The first substrate 21 and the second substrate 23 are respectively
placed on the clamps 261, 262, and the first connecting surface 221
is faced to the second connecting surface 241. Then, the first
substrate 21 and the second substrate 23 are disposed in a vacuum
furnace under 10.sup.-3 torr, the temperature of the vacuum furnace
is raised to 200.degree. C. to perform the connecting and annealing
processes for 10 minutes to 1 hour. The twinned crystal structure
of the first copper film 22, the second copper film 24 and the
connecting portion therebetween can be maintained by moderately
adjusting the added pressure during the connecting process.
[0065] After the aforementioned process, the electrical connection
element having a twinned copper of the present embodiment can be
obtained, as shown in FIG. 7B, which comprises: a first substrate
21; a second substrate 23; and a plurality of interconnects 25
which are located between the first substrate 21 and the second
substrate 23, wherein the material of the interconnect 25 is
nanotwinned copper, and 50% or more volume of the nanotwinned
copper comprises a plurality of grains. Herein, the first copper
films 22 and the second copper films 24 are connected to form the
interconnects 25, and the connecting portion thereof are described
as dotted lines.
Example 3
[0066] The method for manufacturing a copper layer having (111)
surface is shown as follows. First, a titanium layer (as an
adhesion layer) with a thickness of 100 nm is deposited on the
silicon wafer by a sputtering method, and then a copper layer
having a (111) surface and a thickness of 200 nm is deposited on
the titanium layer by a plating method. Herein, the copper layer
can be prepared through the same plating process mentioned above.
In the present embodiment, a silicon wafer with a copper layer
having a (111) surface formed thereon is provided by the Amkor
Technology Taiwan, INC. The ratio of the (111) surface can be
controlled by forming different adhesion layer on the silicon
wafer. Herein, 97% of the (111) surface can be obtained by using
the titanium layer as an adhesion layer.
[0067] FIGS. 8A to 8C are cross-sectional views of a process for a
manufacturing an electrical connecting element of the present
embodiment; wherein the difference between the present embodiment
and Example 1 is that the copper layer containing 97% of (111)
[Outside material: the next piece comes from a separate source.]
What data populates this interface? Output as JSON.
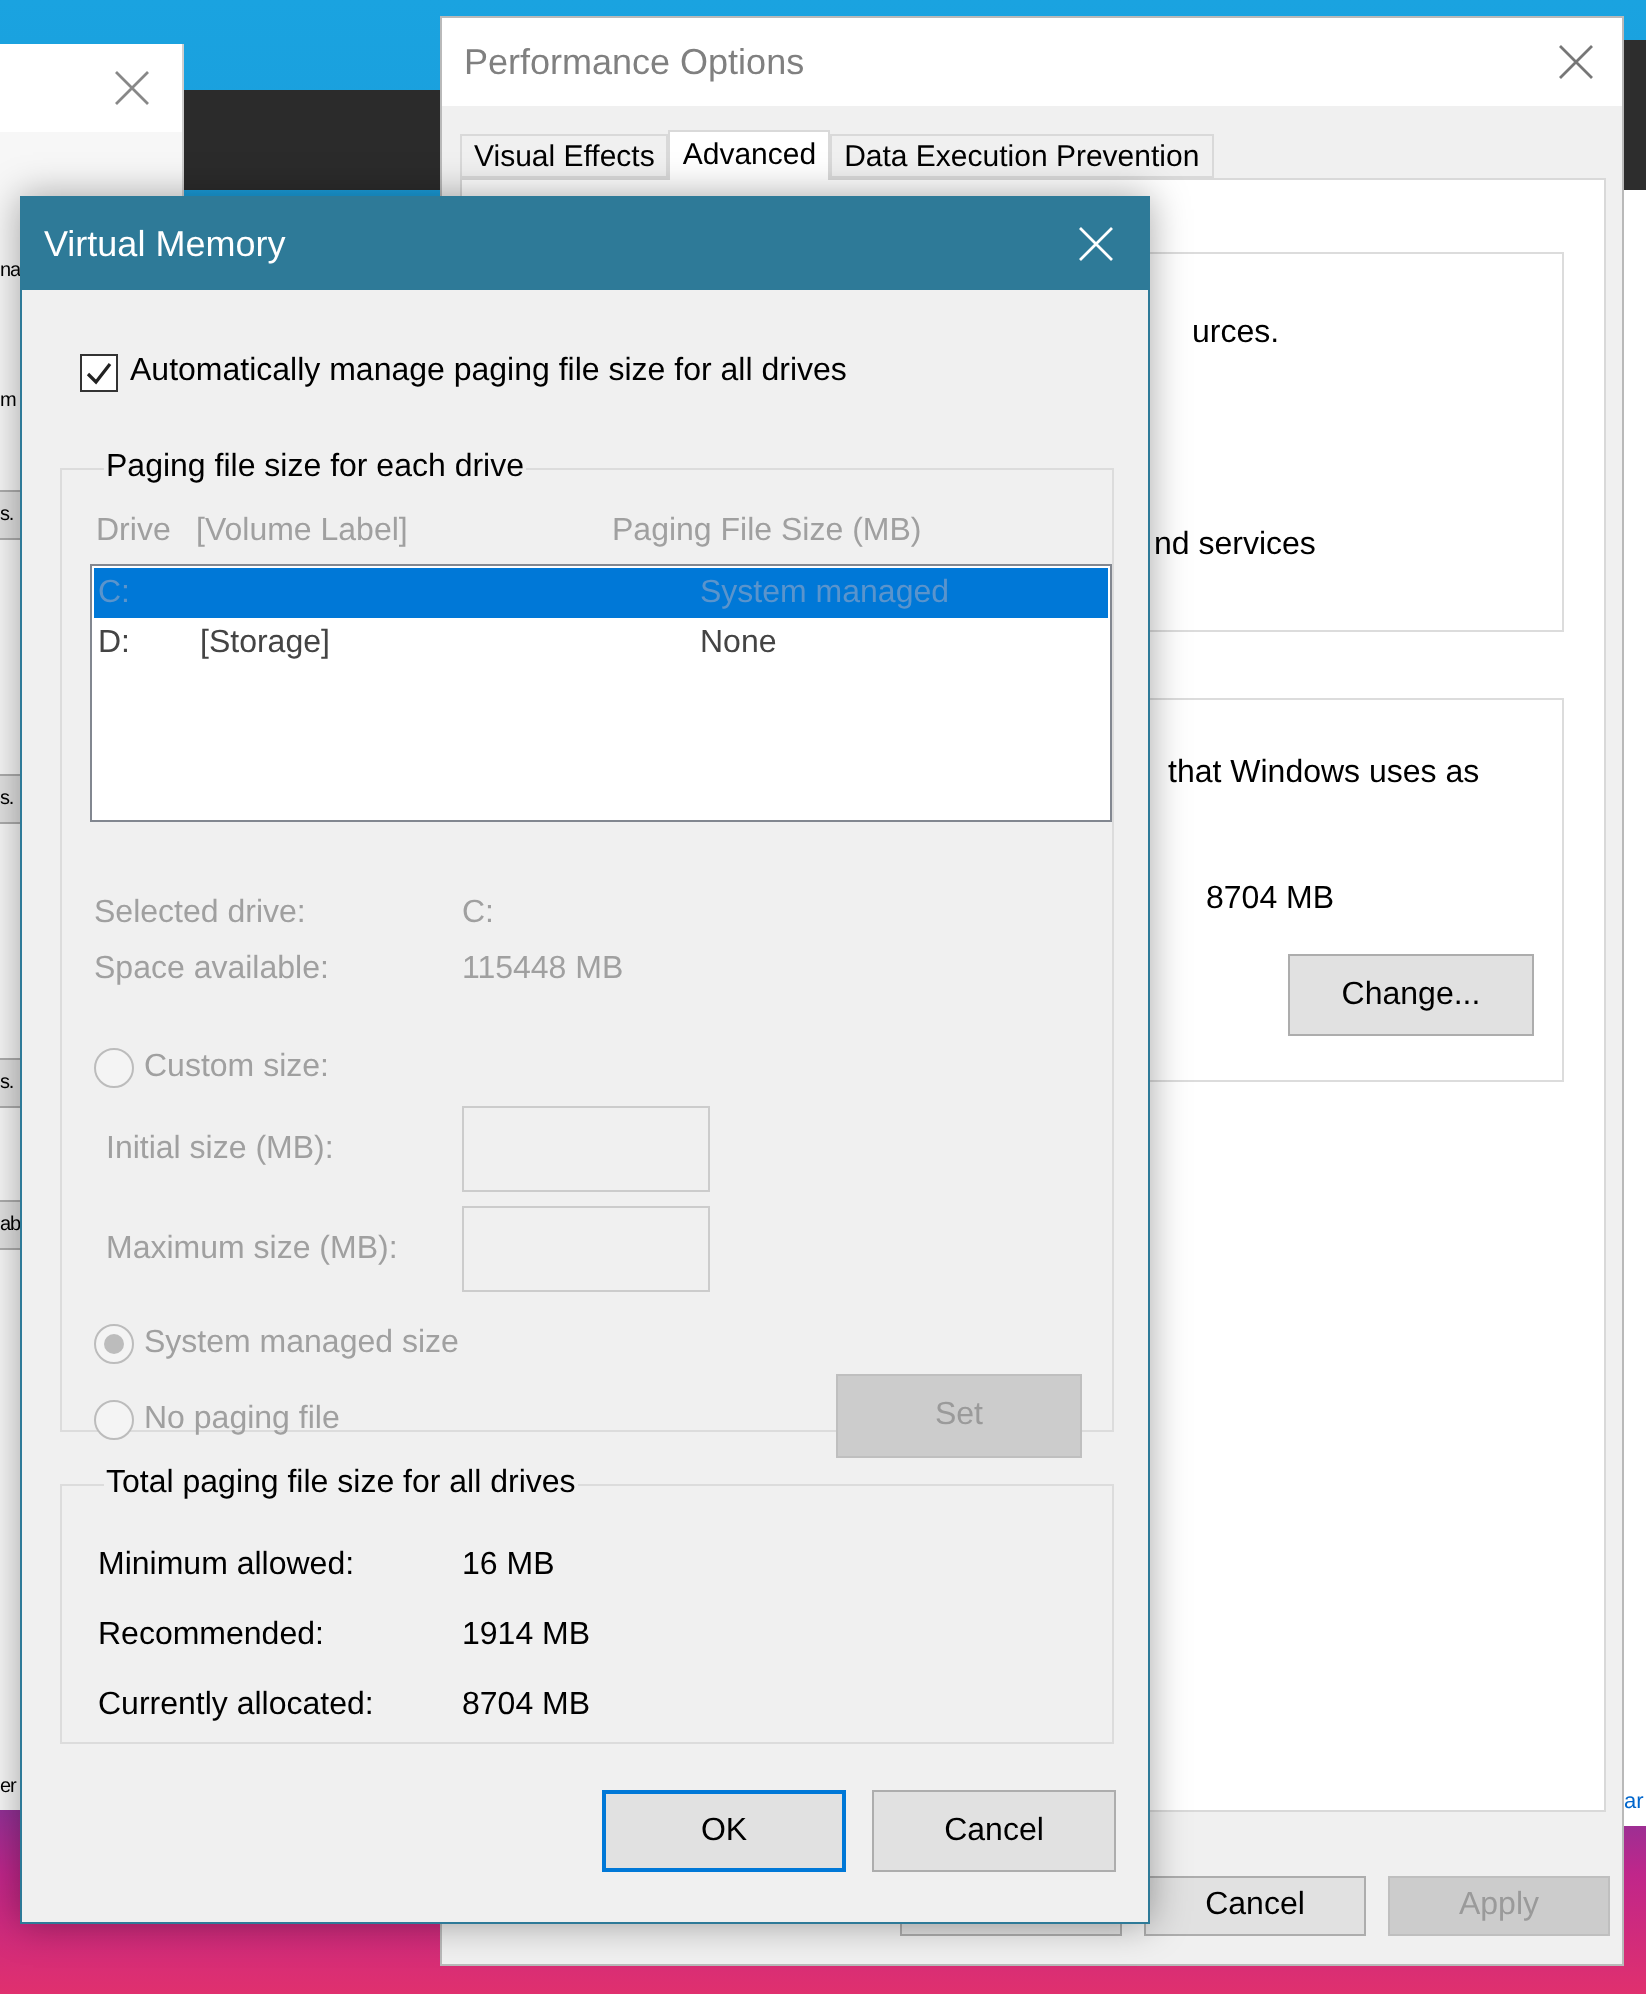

surface as the connecting surface is used to replace the
nanotwinned copper layer of Example 1.
[0068] First, as shown in FIG. 8A, a first substrate 21, which is a
silicon substrate, is provided; and a first adhesion layer 221 is
formed thereon which is a titanium layer with a thickness of 100
nm. However, the first adhesion layer of the present embodiment is
only used for connecting the silicon substrate with the following
formed copper layer well, and the material of the first adhesion
layer can be changed or the first adhesion layer is not used based
on the material of the substrate. In addition, in order to
illustrate briefly, only the schematic diagram the first substrate
21 is exemplified, and circuits, active components, passive
components or other components are not disclosed in the
drawings.
[0069] Then, a first copper layer 22 is formed on the first
adhesion layer 221 of the first substrate 21, the first copper
layer 22 is a copper layer having a (111) surface, and a thickness
thereof is around 200 nm.
[0070] After an electron backscattered diffraction (EBSD) analysis,
as shown in FIG. 9, 97% or more of the copper layer surface are
prepared in the present embodiment is a (111) surface, wherein the
area of the blue part is (111) surface. Further, the cross section
of the copper layer is analyzed with a transmission electron
microscope (TEM), and the result indicates that the copper layer
prepared by the present embodiment is present in a columnar
structure (columnar crystal grains), as shown in FIG. 10.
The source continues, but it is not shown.